NVIDIA’s Blackwell Chips are Sold Out for the Next 12 Months

In reference to its Hopper 100 AI chips, NVIDIA stated that just two NVIDIA HGX supercomputers powered by Hopper GPUs costing $500,000 total could replace 1,000 nodes of CPU servers costing $10 million for AI workloads. Its next-gen AI GPUs, Blackwell, are 4X more powerful than its Hopper H100 AI chips. As of October 2024, NVIDIA’s Blackwell GPUs (B100 and B200) are completely sold out for the next 12 months. NVIDIA’s DGX B200 Blackwell AI systems are priced starting at $500,000, powered by eight Blackwell GPUs and HBM3E memory bandwidth up to 72 petaFLOPS (72 quadrillion floating-point operations per second) of training performance and 144 petaFLOPS of inference performance.

Its core hyperscaler customers like Meta Platforms Inc. (NASDAQ: META), Alphabet Inc. (NASDAQ: GOOGL), Amazon.com Inc. (NASDAQ: AMZN), Microsoft Co. (NASDAQ: MSFT) and Oracle Co. (NYSE: ORCL) have already purchased all available supply of Blackwell GPUs even before they hit the market. They will start shipping at the end of 2024.

Here’s Why Taiwan Semiconductor is the Leading AI Chip Manufacturer

Taiwan Semiconductor Manufacturing Co. Ltd. (NYSE: TSM) is the world's largest semiconductor manufacturer, with the most advanced fabrication (fab) plants. AI GPUs require the most advanced smaller nodes, which enables better performance and lower power consumption with greater transistor density. Currently, AI GPUs use the 7 nanometers (nm) process, 5nm process and 3nm process for next-gen AI GPUs. Advanced nodes are needed for the fabrication process, which assembles the chips. Once assembled, they need to be packaged to ensure performance and power efficiency.

Taiwan Semi’s chip-on-wafter-substrate (CoWoS) packaging technology enables placing multiple chips like GPUs, memory and interconnects on a silicon interposer, which is attached to a larger substrate. CoWoS capacity is another limiting factor for producing AI GPUs. NVIDIA has been taking up all the capacity, causing production bottlenecks.
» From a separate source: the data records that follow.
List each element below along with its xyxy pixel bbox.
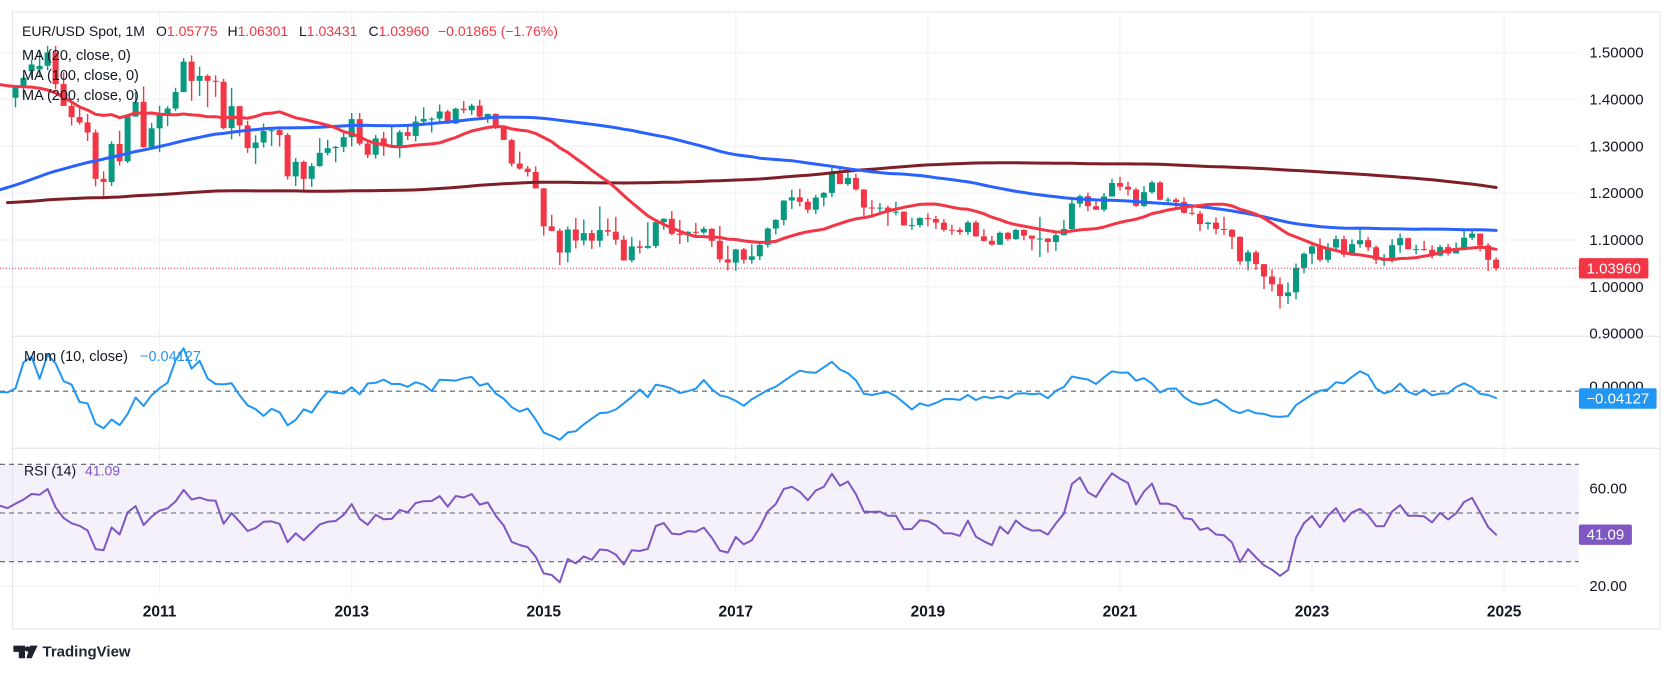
- svg-text:MA (200, close, 0): MA (200, close, 0): [22, 88, 139, 104]
- svg-text:41.09: 41.09: [1587, 527, 1625, 544]
- svg-text:1.30000: 1.30000: [1589, 138, 1643, 155]
- svg-text:MA (100, close, 0): MA (100, close, 0): [22, 68, 139, 84]
- svg-text:2019: 2019: [911, 604, 946, 621]
- svg-text:L: L: [299, 23, 307, 39]
- svg-text:−0.01865 (−1.76%): −0.01865 (−1.76%): [438, 23, 558, 39]
- svg-text:EUR/USD Spot, 1M: EUR/USD Spot, 1M: [22, 23, 145, 39]
- svg-text:20.00: 20.00: [1589, 578, 1627, 595]
- svg-text:C: C: [369, 23, 379, 39]
- svg-text:1.06301: 1.06301: [238, 23, 289, 39]
- svg-text:1.20000: 1.20000: [1589, 185, 1643, 202]
- svg-text:2015: 2015: [526, 604, 561, 621]
- svg-text:1.10000: 1.10000: [1589, 232, 1643, 249]
- svg-text:1.03431: 1.03431: [307, 23, 358, 39]
- svg-text:1.50000: 1.50000: [1589, 45, 1643, 62]
- svg-text:H: H: [228, 23, 238, 39]
- svg-text:0.90000: 0.90000: [1589, 326, 1643, 343]
- svg-text:2025: 2025: [1487, 604, 1522, 621]
- svg-text:2023: 2023: [1295, 604, 1330, 621]
- svg-text:2013: 2013: [334, 604, 369, 621]
- svg-text:2017: 2017: [719, 604, 753, 621]
- svg-text:TradingView: TradingView: [43, 644, 131, 661]
- svg-text:41.09: 41.09: [85, 463, 120, 479]
- svg-text:1.00000: 1.00000: [1589, 279, 1643, 296]
- svg-text:−0.04127: −0.04127: [1586, 391, 1649, 408]
- svg-text:60.00: 60.00: [1589, 481, 1627, 498]
- svg-text:−0.04127: −0.04127: [140, 349, 201, 365]
- svg-text:2021: 2021: [1103, 604, 1138, 621]
- svg-text:1.40000: 1.40000: [1589, 91, 1643, 108]
- svg-text:1.03960: 1.03960: [1587, 260, 1641, 277]
- svg-text:O: O: [156, 23, 167, 39]
- svg-text:RSI (14): RSI (14): [24, 463, 76, 479]
- svg-text:2011: 2011: [143, 604, 177, 621]
- svg-text:MA (20, close, 0): MA (20, close, 0): [22, 48, 131, 64]
- svg-text:1.03960: 1.03960: [379, 23, 430, 39]
- svg-text:Mom (10, close): Mom (10, close): [24, 349, 128, 365]
- svg-text:1.05775: 1.05775: [167, 23, 218, 39]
Taiwan Semi and NVIDIA have been working to alleviate the bottlenecks to bolster CoWoS capacity.

Finite Capacity Restraints

AMD has announced that it expects to start production on its MI325X AI GPU a the end of 2024. It hopes to release its AI chips on an annual basis to compete with NVIDIA. Its 2025 AI chip is the MI350, and it will be MI400 for the 2026 AI chip. However, it's important to keep in mind that capacity restraints still exist with the growing demand for AI chips.

NVIDIA is Taiwan Semi's largest AI GPU customer and largely takes up most of its capacity. NVIDIA’s business is estimated to have generated 11% of Taiwan Semi’s 2023 annual revenue. It is a big driver behind Taiwan Semi’s 36% YoY revenue growth to $23.5 billion in its third quarter of 2024. While Apple Inc. (NASDAQ: AAPL) is still the largest customer, NVIDIA has grown to be its second-largest customer. Its 5nm and 3nm process nodes account for over 50% of its revenues driven by AI demand.

Here's Why AMD Can’t Catch Up Anytime Soon

Since NVIDIA is Taiwan Semi’s second largest customer, their massive and growing AI chip orders may be prioritized due to the high demand and margins. The limited supply of advanced nodes and CoWoS is likely being prioritized for NVIDIA, which may lead to production constraints for AMD, assuming they are able to sell a mass number of AI GPUs. If NVIDIA’s Blackwell GPUs are sold out for the next 12 months, then it may be tough for AMD to be mass producing its MI325X AI GPUs. Taiwan Semi is expanding capacity as they expect 2025 capex to be around $30 billion.

However, another constraint preventing AMD from catching up is that NVIDIA's AI GPUs use its programming language and API called CUDA (Complete Unified Device Architecture). AI developers believe CUDA to be a standard for general-purpose GPU processing for heavy computational applications like computer graphics, machine learning, data mining, deep learning, high-performance computing (HPC) and computer modeling. AI developers are locked into the NVIDIA ecosystem from both hardware and software angles, making the moat even harder for AMD to cross.